Soucieux de faire de Mons la véritable capitale culturelle de la Communauté française Wallonie-Bruxelles, le ministre des Arts, Richard Miller a signé un partenariat avec l'ULB pour l'organisation de trois expositions de prestige au Musée communal des Beaux-Arts de la cité du Doudou. C'est suite au refus de Pol Bury que la première de ces manifestations est consacrée aux encres de Gao Xingjian. Dotée d'un très confortable budget de 250000 euros, à vrai dire exceptionnel pour la Communauté française et pour une manifestation monographique sans production artistique, l'exposition a donc pris place au rez-de-chaussée du musée agencé pour la circonstance selon une scénographie de Winston Spriet... qui a visiblement fait ce qu'il a pu tant le lieu est ingrat pour ne pas dire davantage. Mais c'est temporaire, heureusement.

Une part importante de la somme allouée a d'ailleurs servi à divers aménagements bien indispensables pour les expositions à venir. Destinée à voyager en Europe, aux Etats-Unis et même au Japon, le ministre assure que la charge de cette itinérance est supportée par l'ULB, hors de l'actuel budget. Heureux de cette manne communautaire, le bourgmestre Elio Di Rupo n'a pas caché sa satisfaction et entend bien, de son côté, tout mettre en oeuvre pour que Mons mérite ce titre envié de capitale culturelle.

A cette fin, il nous a confirmé qu'une seule étape restait à franchir dans l'attribution des fonds européens pour le réaménagement et la réaffectation des anciens abattoirs, destinés à devenir un centre d'art voué aux manifestations temporaires.

Une autre part de ces fonds serait attribuée à de très importants travaux dans le musée des Beaux-Arts lui-même. Mais là, même si l'on s'accorde à dire que la partie façade est un chancre architectural, même si l'idée qui semble prévaloir est de réouvrir l'accès du musée par le parc situé actuellement à l'arrière, les projets architecturaux ne sont pas encore clairement définis.

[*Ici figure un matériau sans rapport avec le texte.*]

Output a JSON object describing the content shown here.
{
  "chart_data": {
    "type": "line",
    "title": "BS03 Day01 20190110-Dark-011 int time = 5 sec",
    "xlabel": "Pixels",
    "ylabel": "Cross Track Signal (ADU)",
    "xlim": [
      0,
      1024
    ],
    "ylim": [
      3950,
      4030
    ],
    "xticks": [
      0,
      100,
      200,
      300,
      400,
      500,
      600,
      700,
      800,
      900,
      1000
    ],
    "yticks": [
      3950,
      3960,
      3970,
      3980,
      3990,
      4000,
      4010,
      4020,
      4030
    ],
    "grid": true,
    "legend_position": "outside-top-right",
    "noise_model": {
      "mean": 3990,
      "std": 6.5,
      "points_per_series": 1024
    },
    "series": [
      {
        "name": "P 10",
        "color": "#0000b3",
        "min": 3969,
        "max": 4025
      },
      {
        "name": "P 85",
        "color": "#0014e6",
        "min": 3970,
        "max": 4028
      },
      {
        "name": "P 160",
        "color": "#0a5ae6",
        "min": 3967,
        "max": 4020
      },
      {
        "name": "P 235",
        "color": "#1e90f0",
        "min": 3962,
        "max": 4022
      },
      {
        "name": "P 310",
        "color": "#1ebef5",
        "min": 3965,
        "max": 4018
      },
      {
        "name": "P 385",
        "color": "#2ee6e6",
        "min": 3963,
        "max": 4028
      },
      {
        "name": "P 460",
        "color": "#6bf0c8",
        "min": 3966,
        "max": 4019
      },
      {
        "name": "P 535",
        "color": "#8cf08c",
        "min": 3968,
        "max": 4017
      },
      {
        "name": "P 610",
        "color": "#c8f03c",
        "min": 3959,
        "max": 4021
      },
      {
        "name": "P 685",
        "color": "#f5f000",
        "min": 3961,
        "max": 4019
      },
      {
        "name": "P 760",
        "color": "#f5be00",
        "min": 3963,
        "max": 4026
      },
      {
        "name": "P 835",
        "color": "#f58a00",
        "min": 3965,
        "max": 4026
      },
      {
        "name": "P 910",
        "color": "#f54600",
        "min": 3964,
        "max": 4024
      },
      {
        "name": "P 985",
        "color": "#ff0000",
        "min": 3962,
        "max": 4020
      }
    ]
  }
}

Il est un autre point sur lequel les deux hommes politiques marquent leur accord: Mons devenant capitale culturelle, et en ce cas particulièrement capitale artistique, il convient de créer des synergies avec le reste de la région. Le Grand Hornu et le MAC's en priorité, mais aussi, les musées ou centres d'art de Mariemont, La Louvière, Charleroi (photographie) ainsi que le Pass. Cela correspondrait à une politique culturelle cohérente. Il paraît que c'est là un problème politique. Avis donc aux politiques qui souhaiteraient le résoudre.